Home Reflection Virtual 20th Century Women in The Americas with Jennie Hirsh – G24070307

20th Century Women in The Americas with Jennie Hirsh – G24070307

Jul 14 – 20 2024

This five-day course focuses on twentieth-century women artists, beginning with a day dedicated to the life and work of Georgia O’Keefe and then expanding to examine several other women somehow connected to her either thematically, historically, or tangentially. Following our study of O’Keeffe, on subsequent days of this seminar, we will delve into the life and work of two or three specific women artists, including (but not limited to) Ruth Asawa, Rebecca Bellmore, Louise Bourgeois, Frida Kahlo, Helen Frankenthaler, Gego, Yayoi Kusama, Tina Modotti, Doris Salcedo, Anne Truit, and Marie Watt—while of course considering other women artists affiliated with them and the contexts in which they have worked along the way. A combination of lecture and discussion, this seminar will likewise consider the ways in which women artists organized and mobilized in order to raise awareness and effect social change.

This workshop may also be taken virtually. Virtual tuition is $250. To register for the virtual option please contact Robin Keck at robink@ghostranch.org

Instructor

  • Jennie Hirsh
    Jennie Hirsh

    Based in Philadelphia, Jennie Hirsh is Professor of Modern and Contemporary Art and Architecture at the Maryland Institute College of Art in Baltimore, Maryland. She holds a BA in classics (UPenn), an MA in Italian (Middlebury), and MA and PhD degrees in History of Art (Bryn Mawr). The recipient of numerous research fellowships—including a U.S. Fulbright to Italy and a Gladys Krieble Delmas grant—she has studied, conducted research, and taught in various cities throughout Italy for more than three decades.

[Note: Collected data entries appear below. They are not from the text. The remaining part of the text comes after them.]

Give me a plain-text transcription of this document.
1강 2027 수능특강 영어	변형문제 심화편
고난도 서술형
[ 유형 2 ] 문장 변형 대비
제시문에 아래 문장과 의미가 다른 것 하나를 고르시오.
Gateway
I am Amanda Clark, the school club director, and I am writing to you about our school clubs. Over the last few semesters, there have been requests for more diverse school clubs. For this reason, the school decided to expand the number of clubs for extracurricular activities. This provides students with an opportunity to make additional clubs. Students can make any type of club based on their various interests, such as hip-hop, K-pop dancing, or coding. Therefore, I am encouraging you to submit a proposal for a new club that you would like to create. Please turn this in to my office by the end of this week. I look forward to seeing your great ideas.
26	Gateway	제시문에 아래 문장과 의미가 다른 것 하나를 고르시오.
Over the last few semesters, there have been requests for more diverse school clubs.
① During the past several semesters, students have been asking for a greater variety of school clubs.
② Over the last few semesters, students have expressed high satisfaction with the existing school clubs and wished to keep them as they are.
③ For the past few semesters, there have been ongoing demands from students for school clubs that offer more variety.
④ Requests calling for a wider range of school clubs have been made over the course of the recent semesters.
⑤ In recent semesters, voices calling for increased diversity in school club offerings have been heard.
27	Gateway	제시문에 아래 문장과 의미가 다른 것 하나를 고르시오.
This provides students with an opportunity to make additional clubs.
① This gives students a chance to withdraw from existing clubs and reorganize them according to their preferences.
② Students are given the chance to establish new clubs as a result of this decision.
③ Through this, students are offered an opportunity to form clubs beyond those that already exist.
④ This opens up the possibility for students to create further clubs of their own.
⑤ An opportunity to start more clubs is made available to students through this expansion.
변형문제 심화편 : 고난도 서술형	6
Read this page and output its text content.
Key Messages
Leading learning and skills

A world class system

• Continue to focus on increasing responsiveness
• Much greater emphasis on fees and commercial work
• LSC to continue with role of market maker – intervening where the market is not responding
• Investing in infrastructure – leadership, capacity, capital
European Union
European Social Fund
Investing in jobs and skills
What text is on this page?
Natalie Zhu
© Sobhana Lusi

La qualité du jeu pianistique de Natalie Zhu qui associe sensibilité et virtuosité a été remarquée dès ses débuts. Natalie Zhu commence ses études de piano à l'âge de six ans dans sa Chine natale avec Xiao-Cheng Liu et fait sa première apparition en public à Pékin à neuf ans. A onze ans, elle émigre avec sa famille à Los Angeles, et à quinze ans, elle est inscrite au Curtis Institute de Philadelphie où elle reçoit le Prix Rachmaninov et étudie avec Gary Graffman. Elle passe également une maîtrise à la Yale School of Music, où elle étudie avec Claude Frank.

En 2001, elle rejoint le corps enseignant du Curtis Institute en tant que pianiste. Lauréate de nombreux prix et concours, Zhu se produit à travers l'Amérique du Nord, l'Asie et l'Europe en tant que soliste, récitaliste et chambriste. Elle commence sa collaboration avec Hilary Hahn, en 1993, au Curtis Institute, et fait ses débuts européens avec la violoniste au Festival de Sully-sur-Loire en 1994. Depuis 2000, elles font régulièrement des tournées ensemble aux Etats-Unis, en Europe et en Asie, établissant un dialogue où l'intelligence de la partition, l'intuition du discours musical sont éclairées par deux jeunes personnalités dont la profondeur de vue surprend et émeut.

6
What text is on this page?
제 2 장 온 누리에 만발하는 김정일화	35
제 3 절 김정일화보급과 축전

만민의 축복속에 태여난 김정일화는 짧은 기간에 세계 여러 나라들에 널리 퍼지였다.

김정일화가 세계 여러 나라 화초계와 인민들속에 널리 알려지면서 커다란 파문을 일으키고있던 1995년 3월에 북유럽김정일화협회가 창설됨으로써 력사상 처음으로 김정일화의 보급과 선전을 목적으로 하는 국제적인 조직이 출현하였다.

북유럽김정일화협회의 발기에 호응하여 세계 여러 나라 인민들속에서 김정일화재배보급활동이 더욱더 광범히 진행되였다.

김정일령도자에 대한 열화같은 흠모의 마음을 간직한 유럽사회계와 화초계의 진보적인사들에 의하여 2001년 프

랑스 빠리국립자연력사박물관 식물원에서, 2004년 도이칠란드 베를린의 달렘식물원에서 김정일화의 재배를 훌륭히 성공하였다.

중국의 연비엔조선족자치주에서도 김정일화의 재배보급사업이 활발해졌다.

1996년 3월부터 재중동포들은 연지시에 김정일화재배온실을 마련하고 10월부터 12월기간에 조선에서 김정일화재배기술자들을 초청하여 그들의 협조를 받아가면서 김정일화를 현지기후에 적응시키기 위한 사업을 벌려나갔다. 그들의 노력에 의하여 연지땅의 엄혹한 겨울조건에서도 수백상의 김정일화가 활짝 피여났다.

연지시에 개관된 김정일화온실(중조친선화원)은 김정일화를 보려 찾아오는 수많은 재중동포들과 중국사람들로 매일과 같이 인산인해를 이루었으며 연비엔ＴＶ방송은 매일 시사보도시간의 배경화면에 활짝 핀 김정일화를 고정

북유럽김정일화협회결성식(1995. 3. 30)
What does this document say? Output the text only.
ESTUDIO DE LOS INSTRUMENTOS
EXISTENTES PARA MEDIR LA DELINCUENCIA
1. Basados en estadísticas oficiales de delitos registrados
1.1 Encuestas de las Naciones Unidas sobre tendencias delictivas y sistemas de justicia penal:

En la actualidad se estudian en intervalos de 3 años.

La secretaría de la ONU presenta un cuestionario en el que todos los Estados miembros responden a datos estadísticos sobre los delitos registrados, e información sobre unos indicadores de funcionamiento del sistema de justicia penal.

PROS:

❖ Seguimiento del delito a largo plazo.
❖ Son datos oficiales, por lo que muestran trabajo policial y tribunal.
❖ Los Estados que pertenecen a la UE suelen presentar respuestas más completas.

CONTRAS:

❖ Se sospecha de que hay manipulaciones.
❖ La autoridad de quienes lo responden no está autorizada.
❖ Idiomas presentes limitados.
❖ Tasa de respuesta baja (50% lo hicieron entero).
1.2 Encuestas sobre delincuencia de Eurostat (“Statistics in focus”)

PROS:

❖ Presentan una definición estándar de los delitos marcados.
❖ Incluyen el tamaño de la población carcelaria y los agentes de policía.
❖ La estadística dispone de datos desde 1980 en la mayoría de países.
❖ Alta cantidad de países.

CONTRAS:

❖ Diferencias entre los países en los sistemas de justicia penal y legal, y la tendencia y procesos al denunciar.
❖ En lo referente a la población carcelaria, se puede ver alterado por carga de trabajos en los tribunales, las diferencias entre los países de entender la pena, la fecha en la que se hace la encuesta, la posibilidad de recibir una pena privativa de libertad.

    Jennie has authored numerous book chapters, exhibition catalogue essays, and critical reviews on artists and filmmakers, such as Giorgio de Chirico, Giorgio Morandi, Roberto Rossellini, Jean-Luc Godard, Yinka Shonibare, Regina Silveira, and Felix Gonzalez-Torres. She is co-editor, with Isabelle Loring Wallace, of Contemporary Art and Classical Myth (Ashgate/Routledge, 2011) and Ventriloquism, Performance, and Contemporary Art (Routledge, 2023). She co-curated Invisible City (2020), a four-venue exhibition focused on visual culture produced between 1956 and 1976 in Philadelphia. Jennie is currently completing a monograph on self-representation in the painting and writing of Giorgio de Chirico, and her research areas also include fascist aesthetics, past and present, as well as visual culture and the holocaust, both subjects of future book projects under development.

    Since 2009, Jennie has directed MICA’s summer travel intensive program focused on the history of the Venice Biennale of Art from its inception in 1895 to the present. When she is not teaching, writing, or doing research, she enjoys spending time with her golden retriever Tulip, who loves exploring. An enthusiastic teacher and occasional tour guide, Jennie enjoys offering online and in-person seminars on the history of art, architecture, and exhibitions for academic institutions and the general public.